During the first couple of days after birth, you will produce breast milk known as colostrum. At about the third or fourth day, you will produce mature milk. Colostrum is laden with nutrients that provide important health benefits for your baby. It is so nutritious that some mothers even buy mammal colostrum to feed their children during the spring, when mammals calve.
Health Benefits of Colostrum
Colostrum is high in antibodies that help keep your child healthy. Colostrum is also high in carbohydrates and protein while being low in fat. It's easily digested by your child and places little strain on the gastrointestinal tract. It also coats your baby's intestinal tract, preventing him or her from become sensitive to foods that you may eat.

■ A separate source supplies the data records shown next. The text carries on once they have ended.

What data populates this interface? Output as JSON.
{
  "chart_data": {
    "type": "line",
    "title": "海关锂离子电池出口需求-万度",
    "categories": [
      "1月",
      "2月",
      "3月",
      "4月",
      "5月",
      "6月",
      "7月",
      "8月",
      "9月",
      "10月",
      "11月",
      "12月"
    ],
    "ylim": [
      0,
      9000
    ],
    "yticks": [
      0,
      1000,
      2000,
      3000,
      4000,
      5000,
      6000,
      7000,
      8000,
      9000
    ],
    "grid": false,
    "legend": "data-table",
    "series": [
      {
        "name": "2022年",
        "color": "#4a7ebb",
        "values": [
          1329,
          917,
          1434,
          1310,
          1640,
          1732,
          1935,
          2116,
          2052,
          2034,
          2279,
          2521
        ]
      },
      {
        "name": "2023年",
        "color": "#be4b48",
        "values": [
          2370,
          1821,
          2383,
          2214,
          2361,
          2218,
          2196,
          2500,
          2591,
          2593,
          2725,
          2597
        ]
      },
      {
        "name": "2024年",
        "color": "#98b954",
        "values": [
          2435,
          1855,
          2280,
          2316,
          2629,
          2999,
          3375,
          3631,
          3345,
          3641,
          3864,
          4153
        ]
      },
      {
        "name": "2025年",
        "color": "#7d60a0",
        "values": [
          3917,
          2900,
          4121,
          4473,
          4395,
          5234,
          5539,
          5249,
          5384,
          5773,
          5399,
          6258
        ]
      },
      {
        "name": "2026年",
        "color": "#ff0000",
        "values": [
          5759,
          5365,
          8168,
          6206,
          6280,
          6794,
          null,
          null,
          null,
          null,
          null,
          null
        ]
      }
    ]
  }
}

Colostrum is rich in leukocytes, white cells that fight against viruses and bacteria that cause disease.
During your pregnancy, your baby received the antibody immunoglobulin B (IgB) through your placenta. Colostrum provides him with another antibody, immunoglobulin A (IgA). This works as a safe and effective vaccine. It protects the intestines, throat and lungs from infection.
While mature milk doesn't carry as many nutrients, your baby will drink it in bigger quantities. Remember, you only have a few days of colostrum production, so be sure to capitalize and latch your baby on soon after birth.